Physiogenomics introduces a new paradigm in the genetic analysis of complex phenotypes. Historically, a candidate gene approach identified one specific hypothesis. However, such focused hypotheses are often unrealistic given the number of overlapping pathways at the organismic, cellular, and molecular levels. Array technologies provide efficient methods to simultaneously probe large numbers of genes using general hypotheses about entire pathways and systems. As a previous example of this approach, we had demonstrated a strong association between CK activity during statin treatment and variability in genes related to vascular function, angiotensin II Type 1 receptor (AGTR1) and nitric oxide synthase 3 (NOS3) [44]. This finding had led us to suggest the novel hypothesis that vascular smooth muscle function may contribute to the muscle side effects of statins.

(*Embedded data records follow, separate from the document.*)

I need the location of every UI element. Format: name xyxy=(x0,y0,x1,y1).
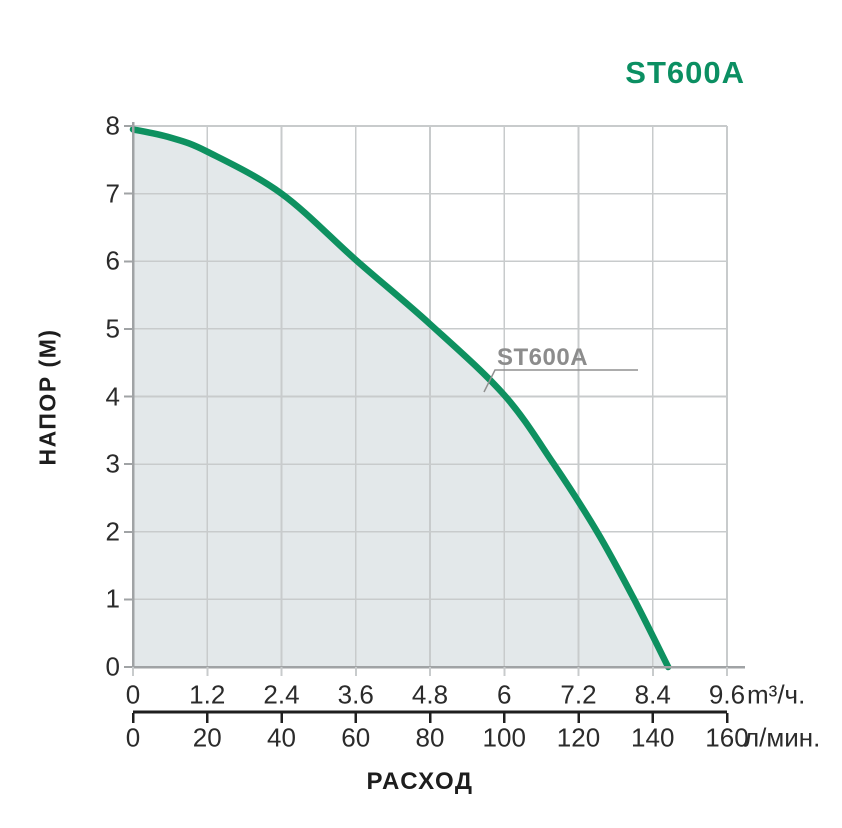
x-tick-label-m3h: 8.4 xyxy=(634,679,671,710)
y-tick-label: 3 xyxy=(105,448,120,479)
x-tick-label-lmin: 20 xyxy=(192,722,222,753)
x-tick-label-m3h: 7.2 xyxy=(560,679,597,710)
y-tick-label: 7 xyxy=(105,178,120,209)
x-axis-label: РАСХОД xyxy=(366,768,474,795)
x-tick-label-lmin: 100 xyxy=(482,722,526,753)
y-tick-label: 2 xyxy=(105,516,120,547)
x-tick-label-m3h: 9.6 xyxy=(708,679,746,710)
x-tick-label-m3h: 0 xyxy=(125,679,141,710)
x-tick-label-m3h: 4.8 xyxy=(411,679,449,710)
x-tick-label-lmin: 120 xyxy=(556,722,601,753)
x-tick-label-m3h: 6 xyxy=(497,679,512,710)
y-tick-label: 6 xyxy=(105,245,120,276)
x-tick-label-m3h: 1.2 xyxy=(189,679,226,710)
y-tick-label: 4 xyxy=(105,381,120,411)
y-tick-label: 0 xyxy=(105,651,120,682)
x-tick-label-lmin: 140 xyxy=(631,722,675,753)
x-tick-label-m3h: 3.6 xyxy=(337,679,374,710)
annotation-leader-line xyxy=(483,369,638,393)
x-tick-label-lmin: 80 xyxy=(415,722,445,753)
flow-unit-m3h-label: m³/ч. xyxy=(747,679,806,710)
flow-unit-lmin-label: л/мин. xyxy=(744,722,821,753)
y-axis-label: НАПОР (М) xyxy=(34,328,61,466)
y-tick-label: 1 xyxy=(105,583,120,614)
x-tick-label-lmin: 40 xyxy=(267,722,296,753)
y-tick-label: 5 xyxy=(105,313,120,344)
chart-title: ST600A xyxy=(625,55,745,90)
x-tick-label-lmin: 0 xyxy=(125,722,141,753)
curve-annotation-label: ST600A xyxy=(497,344,589,371)
x-tick-label-lmin: 60 xyxy=(341,722,371,753)
y-tick-label: 8 xyxy=(105,110,120,141)
x-tick-label-m3h: 2.4 xyxy=(263,679,300,710)
pump-curve xyxy=(129,126,672,671)
x-tick-label-lmin: 160 xyxy=(705,722,749,753)
area-fill xyxy=(133,129,669,667)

Similarly, we believe that novel hypotheses have been generated in this study. The approach to select gene families or functionally related genes generates positive and negative results for physiogenomic analysis. It is the contrast in statistical significance levels within each of the four functional groups pursued in this study that provides the mechanistic insight. The associated gene markers can be combined into SNP ensembles harnessing their combined predictive power to estimate weight loss attainable from carbohydrate restriction for each individual. The SNP ensemble can then be tested retrospectively or prospectively to assess its predictive diagnostic power in populations separate from the ones used to generate the model. We believe this approach is pivotal to the discovery of multi-gene effects determining human dietary response. Applications to the management of obesity and diabetes include individualized counseling and dietary choice based on innate capacity to react to various nutritional regimens. We foresee the translation of these findings to diagnostic systems for personalized diet.

Competing interests

Dr. Ruano, Mr. Kocherla and Dr. Windemuth are full-time employees and shareholders of Genomas Inc.

Authors' contributions

JSV, MLF, WJK were involved with the acquisition of funding, design, conception and execution of the dietary intervention and biochemical analysis portion of the study, as well as acquisition, analysis and interpretation of data. CEF and RJW were primarily involved in data acquisition, analysis and interpretation of data. GR, AW, and MK performed the genetic analysis. GR, TH, and AW performed the statistical analysis. All authors were involved in the drafting and revision of the manuscript and give their final approval of this version to be published.